Concorrência desleal no mercado de cervejas? Isso existe?

Práticas abusivas de preços prejudicam a livre concorrência e podem ser
devastadoras para o mercado de cerveja artesanais

HENRIQUE OLIVEIRA

Há décadas se ouve sobre histórias de práticas de mercado escusas realizadas por grandes cervejarias de forma a promover a concorrência desleal no segmento de cervejas, no Brasil.

Em algumas pesquisas que realizei para um novo livro que estou escrevendo, vi diversos periódicos e documentos que tratavam o tema “abuso da concorrência”, danificando mercados locais.

Na década de 1960, Teodomiro Braga, Hermógenes Ladeira e outros pequenos produtores denunciavam ao SNI (Serviço Nacional de Informações) e ao CADE os atos das grandes cervejarias sobre vendas casadas. O mesmo ocorreu na década de 1990 quando da união da Antárctica com a Brahma.

Recentemente, um amigo do segmento comentou no Facebook sobre a atual prática de venda de cervejas por parte da Ambev, que está colocando no mercado cervejas especiais e importadas com “50% de desconto” ou ainda “pague 1 leve 2”. (Não se tratava de cervejas com vencimento próximo).

Ao seu ver, (pelo menos foi o que entendi) a prática da Ambev se trata de algo normal, e para tanto ele ilustrou o seu ponto de vista por meio de um pequeno documentário chamado de “Como os lobos mudam rios”. (https://www.youtube.com/watch? v=nW5ztScNCYk).

O referido documentário retrata que sem um predador (no caso o lobo) em um ambiente habitado unicamente por herbívoros haveria um desiquilíbrio do ecossistema local e dessa forma o suprimento vegetal seria prejudicado e outros habitantes e o meio sofreriam com isso, inclusive os rios. Dessa forma predados, (herbívoros) deveriam se adaptar às ações do predador se direcionando para outros cantos e agindo de outras formas em busca da sobrevivência, ou seja, uma questão de adaptação ao ambiente com a presença do predador. A analogia foi até legal e interessante só que acredito que o predador do ecossistema em análise (mercado de cervejas) não se trata de um lobo e sim de um caçador…e dos bem armados.

Alguns cervejeiros mencionam que a prática ambeviana é considerada como um ato de “dumping”. Ledo engano. Dumping é uma discussão comercial a ser realizada e discutida entre países e não entre empresas na OMC (Organização Mundial do Comércio), que questionam práticas abusivas que prejudicam mercados entre si. Portanto, não se trata de dumping.

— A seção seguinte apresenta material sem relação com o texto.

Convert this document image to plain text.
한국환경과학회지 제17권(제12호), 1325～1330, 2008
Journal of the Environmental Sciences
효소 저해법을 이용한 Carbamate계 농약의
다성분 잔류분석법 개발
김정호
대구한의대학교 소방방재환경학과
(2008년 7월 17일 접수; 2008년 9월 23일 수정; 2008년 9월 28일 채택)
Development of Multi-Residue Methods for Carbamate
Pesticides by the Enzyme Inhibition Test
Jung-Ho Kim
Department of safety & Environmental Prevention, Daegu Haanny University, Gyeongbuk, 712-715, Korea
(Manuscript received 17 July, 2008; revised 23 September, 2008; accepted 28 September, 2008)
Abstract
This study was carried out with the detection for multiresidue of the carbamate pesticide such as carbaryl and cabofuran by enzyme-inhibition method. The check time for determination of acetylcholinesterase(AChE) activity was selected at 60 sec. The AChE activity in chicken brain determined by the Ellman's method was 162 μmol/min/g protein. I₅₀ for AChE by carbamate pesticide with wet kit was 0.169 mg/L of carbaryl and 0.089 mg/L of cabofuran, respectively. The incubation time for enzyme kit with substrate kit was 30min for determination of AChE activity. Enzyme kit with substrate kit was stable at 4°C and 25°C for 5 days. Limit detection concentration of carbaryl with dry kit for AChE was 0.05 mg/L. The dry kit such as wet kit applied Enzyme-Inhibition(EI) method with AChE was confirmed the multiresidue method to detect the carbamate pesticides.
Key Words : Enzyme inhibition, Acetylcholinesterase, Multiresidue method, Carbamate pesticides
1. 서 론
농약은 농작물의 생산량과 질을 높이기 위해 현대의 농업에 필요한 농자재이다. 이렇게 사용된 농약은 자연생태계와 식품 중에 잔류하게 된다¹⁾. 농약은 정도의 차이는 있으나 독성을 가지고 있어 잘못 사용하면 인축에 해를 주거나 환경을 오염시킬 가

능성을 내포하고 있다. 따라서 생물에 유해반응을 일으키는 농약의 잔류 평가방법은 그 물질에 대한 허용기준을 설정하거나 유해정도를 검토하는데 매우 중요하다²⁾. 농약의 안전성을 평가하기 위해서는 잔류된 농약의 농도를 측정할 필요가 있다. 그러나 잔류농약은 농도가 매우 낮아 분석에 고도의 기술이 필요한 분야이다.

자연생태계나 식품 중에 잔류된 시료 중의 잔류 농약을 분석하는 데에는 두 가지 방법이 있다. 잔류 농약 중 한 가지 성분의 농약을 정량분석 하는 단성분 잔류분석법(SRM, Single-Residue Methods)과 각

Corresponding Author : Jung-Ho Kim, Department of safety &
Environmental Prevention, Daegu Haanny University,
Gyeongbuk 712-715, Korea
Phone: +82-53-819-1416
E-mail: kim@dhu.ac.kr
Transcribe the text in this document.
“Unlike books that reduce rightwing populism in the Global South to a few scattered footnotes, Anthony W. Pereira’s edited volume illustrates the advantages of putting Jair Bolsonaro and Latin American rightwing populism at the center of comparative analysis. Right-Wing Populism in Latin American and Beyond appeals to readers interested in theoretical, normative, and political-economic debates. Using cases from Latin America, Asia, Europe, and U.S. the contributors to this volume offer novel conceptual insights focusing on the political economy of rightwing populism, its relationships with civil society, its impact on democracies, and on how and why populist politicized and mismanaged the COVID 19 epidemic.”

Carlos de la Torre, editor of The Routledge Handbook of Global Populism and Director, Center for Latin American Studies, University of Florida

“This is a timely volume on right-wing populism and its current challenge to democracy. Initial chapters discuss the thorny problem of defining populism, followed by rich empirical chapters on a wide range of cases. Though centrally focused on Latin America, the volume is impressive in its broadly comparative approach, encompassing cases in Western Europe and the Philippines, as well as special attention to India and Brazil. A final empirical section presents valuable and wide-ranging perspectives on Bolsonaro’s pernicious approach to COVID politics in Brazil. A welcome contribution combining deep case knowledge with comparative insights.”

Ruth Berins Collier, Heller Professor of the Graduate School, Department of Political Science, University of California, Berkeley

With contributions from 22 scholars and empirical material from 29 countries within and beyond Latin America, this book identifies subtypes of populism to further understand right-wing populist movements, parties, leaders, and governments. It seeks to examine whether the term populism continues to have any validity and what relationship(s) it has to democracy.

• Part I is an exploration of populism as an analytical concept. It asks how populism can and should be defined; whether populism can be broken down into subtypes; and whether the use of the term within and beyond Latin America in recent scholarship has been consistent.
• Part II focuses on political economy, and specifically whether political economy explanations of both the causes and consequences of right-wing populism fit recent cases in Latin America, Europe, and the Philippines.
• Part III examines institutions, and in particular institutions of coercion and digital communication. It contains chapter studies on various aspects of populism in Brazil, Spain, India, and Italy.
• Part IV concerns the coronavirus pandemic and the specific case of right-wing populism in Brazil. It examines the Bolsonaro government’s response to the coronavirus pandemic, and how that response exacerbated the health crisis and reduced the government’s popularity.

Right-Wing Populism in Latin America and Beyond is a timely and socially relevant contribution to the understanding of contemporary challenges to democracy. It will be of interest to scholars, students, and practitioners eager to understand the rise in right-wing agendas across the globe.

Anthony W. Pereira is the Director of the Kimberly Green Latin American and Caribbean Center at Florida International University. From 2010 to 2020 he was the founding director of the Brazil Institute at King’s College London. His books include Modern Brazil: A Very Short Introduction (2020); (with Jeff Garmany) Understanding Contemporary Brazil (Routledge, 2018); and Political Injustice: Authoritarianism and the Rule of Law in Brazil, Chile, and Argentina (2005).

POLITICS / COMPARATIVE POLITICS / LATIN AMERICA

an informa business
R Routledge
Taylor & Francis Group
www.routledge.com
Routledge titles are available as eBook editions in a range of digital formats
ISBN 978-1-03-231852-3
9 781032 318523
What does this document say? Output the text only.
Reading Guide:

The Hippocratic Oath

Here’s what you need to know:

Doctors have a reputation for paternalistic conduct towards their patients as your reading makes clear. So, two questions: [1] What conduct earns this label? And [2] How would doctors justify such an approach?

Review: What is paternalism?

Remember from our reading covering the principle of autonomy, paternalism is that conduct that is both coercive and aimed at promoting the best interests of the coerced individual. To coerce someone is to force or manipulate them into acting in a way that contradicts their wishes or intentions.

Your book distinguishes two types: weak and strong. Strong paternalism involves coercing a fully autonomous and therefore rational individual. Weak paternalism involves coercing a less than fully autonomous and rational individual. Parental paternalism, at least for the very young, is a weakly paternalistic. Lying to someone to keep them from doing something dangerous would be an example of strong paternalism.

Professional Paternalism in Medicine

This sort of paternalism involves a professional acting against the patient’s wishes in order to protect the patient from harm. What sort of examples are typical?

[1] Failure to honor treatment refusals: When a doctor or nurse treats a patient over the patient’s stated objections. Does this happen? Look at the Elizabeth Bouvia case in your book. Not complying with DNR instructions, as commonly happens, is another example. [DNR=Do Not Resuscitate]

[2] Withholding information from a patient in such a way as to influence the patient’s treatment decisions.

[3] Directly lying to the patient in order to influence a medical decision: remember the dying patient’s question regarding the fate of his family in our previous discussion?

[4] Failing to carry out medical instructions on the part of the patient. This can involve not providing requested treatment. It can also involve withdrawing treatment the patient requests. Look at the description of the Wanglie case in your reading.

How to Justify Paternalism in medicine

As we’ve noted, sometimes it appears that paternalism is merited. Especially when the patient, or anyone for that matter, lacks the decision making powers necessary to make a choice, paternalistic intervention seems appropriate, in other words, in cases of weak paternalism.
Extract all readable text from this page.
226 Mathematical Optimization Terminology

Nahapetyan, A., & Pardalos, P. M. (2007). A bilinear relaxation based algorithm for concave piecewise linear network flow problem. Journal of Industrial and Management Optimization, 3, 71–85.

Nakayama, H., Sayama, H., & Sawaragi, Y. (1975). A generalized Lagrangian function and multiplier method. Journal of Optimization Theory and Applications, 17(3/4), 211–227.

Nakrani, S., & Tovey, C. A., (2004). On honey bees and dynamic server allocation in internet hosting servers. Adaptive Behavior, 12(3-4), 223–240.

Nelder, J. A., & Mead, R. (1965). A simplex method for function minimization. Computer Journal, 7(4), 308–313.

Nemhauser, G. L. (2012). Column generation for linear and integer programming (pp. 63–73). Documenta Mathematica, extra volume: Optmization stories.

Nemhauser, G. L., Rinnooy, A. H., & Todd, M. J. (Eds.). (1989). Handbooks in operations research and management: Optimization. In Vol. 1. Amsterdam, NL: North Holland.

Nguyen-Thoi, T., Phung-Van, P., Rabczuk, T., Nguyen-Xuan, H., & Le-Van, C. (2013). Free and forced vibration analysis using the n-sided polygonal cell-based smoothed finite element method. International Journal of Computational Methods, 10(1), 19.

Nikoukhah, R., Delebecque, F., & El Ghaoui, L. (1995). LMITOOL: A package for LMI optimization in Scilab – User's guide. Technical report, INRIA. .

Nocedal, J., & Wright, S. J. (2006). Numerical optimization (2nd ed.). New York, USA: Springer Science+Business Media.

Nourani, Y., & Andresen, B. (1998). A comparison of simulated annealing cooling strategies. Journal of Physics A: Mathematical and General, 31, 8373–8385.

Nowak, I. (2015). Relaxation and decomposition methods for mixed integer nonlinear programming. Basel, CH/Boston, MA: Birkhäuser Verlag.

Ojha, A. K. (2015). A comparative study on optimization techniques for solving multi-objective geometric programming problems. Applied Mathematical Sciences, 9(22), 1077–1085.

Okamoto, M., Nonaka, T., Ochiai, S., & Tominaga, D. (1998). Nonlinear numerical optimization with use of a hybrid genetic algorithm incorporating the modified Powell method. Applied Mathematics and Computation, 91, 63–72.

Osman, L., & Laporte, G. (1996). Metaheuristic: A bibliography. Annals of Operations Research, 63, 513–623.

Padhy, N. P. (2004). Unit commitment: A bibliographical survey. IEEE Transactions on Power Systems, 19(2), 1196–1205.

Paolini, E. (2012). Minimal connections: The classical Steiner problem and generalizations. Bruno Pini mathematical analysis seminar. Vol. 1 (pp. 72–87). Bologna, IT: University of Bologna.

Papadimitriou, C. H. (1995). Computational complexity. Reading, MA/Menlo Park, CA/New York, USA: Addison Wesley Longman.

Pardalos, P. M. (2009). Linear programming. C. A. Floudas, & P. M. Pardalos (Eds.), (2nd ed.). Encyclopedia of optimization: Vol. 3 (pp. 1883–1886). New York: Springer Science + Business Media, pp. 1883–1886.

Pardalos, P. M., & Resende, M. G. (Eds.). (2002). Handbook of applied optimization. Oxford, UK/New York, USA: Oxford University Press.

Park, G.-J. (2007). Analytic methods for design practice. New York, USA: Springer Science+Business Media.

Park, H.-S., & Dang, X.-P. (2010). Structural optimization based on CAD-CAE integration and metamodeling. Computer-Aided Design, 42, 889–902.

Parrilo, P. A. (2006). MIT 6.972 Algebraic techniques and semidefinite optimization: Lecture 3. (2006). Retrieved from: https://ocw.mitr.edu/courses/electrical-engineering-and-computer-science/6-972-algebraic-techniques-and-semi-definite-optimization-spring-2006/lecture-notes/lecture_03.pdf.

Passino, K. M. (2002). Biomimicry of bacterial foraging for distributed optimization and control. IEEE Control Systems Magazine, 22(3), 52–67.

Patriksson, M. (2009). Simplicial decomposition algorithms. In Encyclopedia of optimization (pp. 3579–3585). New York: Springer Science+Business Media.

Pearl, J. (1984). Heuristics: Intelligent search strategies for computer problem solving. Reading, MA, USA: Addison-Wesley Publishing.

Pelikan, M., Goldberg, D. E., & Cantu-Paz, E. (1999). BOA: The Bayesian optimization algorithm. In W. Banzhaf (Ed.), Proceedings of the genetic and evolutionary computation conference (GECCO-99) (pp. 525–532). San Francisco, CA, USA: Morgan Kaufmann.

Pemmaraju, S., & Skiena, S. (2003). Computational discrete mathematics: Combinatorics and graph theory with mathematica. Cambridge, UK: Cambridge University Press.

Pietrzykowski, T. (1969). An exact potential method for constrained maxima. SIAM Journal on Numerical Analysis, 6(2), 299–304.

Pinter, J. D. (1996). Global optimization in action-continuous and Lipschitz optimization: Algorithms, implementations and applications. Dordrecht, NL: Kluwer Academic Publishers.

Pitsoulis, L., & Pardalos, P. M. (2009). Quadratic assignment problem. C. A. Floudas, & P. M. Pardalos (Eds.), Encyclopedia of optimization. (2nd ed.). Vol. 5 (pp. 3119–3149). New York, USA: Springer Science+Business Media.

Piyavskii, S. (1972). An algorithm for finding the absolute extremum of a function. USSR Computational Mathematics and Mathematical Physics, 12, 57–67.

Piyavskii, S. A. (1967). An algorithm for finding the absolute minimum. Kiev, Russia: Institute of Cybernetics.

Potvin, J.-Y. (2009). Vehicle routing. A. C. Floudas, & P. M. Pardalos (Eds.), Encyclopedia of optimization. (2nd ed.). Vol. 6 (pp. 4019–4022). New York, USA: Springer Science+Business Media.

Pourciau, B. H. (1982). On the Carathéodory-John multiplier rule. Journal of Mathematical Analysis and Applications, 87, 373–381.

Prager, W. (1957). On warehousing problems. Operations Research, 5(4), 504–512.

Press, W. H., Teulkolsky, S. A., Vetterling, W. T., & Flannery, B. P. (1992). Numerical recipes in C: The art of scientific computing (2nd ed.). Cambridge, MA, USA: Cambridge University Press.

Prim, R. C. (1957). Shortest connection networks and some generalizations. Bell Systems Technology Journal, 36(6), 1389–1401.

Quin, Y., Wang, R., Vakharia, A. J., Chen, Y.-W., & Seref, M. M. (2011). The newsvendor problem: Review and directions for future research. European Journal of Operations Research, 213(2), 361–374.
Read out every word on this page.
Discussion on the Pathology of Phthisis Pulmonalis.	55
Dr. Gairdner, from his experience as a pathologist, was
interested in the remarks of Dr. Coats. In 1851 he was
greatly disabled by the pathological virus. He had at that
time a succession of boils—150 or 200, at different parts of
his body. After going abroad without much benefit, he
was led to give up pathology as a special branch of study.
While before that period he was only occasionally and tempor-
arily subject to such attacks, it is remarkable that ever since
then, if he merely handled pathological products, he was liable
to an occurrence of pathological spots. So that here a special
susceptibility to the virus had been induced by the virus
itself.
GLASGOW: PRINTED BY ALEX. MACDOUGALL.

O que vem ocorrendo atualmente é, talvez, prática lesiva à livre concorrência. É vender abaixo das margens razoáveis de lucro para prejudicar um mercado. Vou explicar melhor: consultando um site simples de vendas de cervejas da marca “Goose Island” nos Estados Unidos (http://www.wine-searcher.com/find/goose+ island+india+pale+alebeer+illinois +usa) a cerveja longneck de 355 ml é vendida em média a R$ 6,36. Como vendê-la no Brasil após a conversão da taxa de câmbio, pagamento dos impostos de importação, ICMS, IPI, PIS, COFINS, dos gastos com logística, do lucro da Ambev e o lucro do distribuidor a R$ 7,45, ou seja, a R$1,09 de margem bruta? Aí está o “X” da questão. O importparity, (importparity é a comparação que se faz entre o preço de venda nacional do produto no cliente final comparado com o preço de venda de um produto importado que foi nacionalizado de igual teor) é discrepante. (O preço de uma longneck é em torno de R$ 16,00). Não há produtor que consiga tirar lucro sustentável com tal margem. É dar produto ao mercado para prejudicar o direito da livre concorrência. É destruição de valor. É destruição de mercado.

Pelo atual cenário, parece que importar cerveja dos Estados Unidos seria o máximo e todos deveriam fazer o mesmo, pois produzir cerveja no país pelo custo Brasil não valeria a pena. Seria isso mesmo? Ou ainda: o preço da longneck de uma IPA do microcervejeiro nacional estaria demasiadamente caro porque os microprodutores gostam de cobrar caro e o governo adora isso, pois cobram mais impostos?

São pontos a serem refletidos. Nem tanto o céu, nem tanto a terra. Tem que haver entendimento sobre a prática e intervenção por parte do CADE ou órgão semelhante, pelo menos para uma primeira análise, com o apoio dos Sindicatos de Cervejas, pois se trata de uma situação crítica ao setor microcervejeiro. Nessas condições, não há competição. O microcervejeiro sofrerá um colapso. É uma situação de urgência.

Por enquanto, vou me adaptando ao ambiente. Vou tomar cerveja, dos amigos, claro. Um brinde!